Lemm = WordNetLemmatizer()
stopWords = set(stopwords.words('english'))
common_block = ['black','green','white','blue','yellow','red','purple','sony','panasonic','canon','digital','camera','lcd','system']
for a_idx, a_item in abt_s.iterrows():
name = a_item['name']
wordList = nltk.word_tokenize(name)
wordList = [w.lower() for w in wordList]
wordList = [word for word in wordList if word.isalpha()]
filteredList = [w for w in wordList if not w in stopWords]
for word in filteredList:
stemWord = Lemm.lemmatize(word)
if stemWord not in common_block:
writer1ba.writerow([stemWord,a_item['idABT']])
for b_idx, b_item in buy_s.iterrows():
name = b_item['name']
wordList = nltk.word_tokenize(name)
wordList = [w.lower() for w in wordList]
wordList = [word for word in wordList if word.isalpha()]

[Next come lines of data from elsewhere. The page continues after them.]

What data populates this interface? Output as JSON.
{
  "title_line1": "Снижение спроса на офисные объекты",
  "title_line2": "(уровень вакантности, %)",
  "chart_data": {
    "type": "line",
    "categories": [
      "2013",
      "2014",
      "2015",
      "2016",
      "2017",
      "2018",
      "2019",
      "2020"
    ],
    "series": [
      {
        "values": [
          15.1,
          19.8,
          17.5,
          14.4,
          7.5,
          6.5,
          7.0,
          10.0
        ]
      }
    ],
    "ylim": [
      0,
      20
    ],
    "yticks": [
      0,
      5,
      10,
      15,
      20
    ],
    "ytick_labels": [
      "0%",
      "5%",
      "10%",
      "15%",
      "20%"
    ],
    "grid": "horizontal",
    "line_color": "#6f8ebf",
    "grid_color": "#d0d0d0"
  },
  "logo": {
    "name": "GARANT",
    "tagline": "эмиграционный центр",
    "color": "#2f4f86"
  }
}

filteredList = [w for w in wordList if not w in stopWords]
for word in filteredList:
stemWord = Lemm.lemmatize(word)
if stemWord not in common_block:
writer1bb.writerow([stemWord,b_item['idBuy']])
This blocking method produced a pair completeness of 0.965 and reduction ratio of 0.931.
The time complexity in this method is O(m+n), with m, n being the size of each dataset. This means that all record is assigned to blocks in linear time, and the algorithm only goes through each product once.
Most matching records were put in the same block, producing high true positives (1059) and low false negatives (38), hence pair completeness is high. This was done by creating a large number of blocks, and by this most blocks having a low number of products assigned to it were able to be compared quickly and found matches. Most products that do not match with each other were able to be in different blocks, producing high true negatives.
There is still a significant number of false positives, of some product pairs with common generic properties in their name, these were placed into blocks with a rather high number of elements, such as ‘series’. However, the false positives (80392) are still much less than true negatives (1098963), hence when high true negatives added with low false negatives, the reduction ratio calculated was still rather high.
reduction ratio = 1 − (tp + fp)/n = (tn + fn)/n, n=fp+fn+tp+tn
To improve the performance, we can consider creating blocks with multiple n-words, price, or a combination of both. This should reduce the number of pairs in the blocks, thus speeding up the comparison. We could also examine and add the description to the blocks in addition to name and price, if exists, to improve accuracy.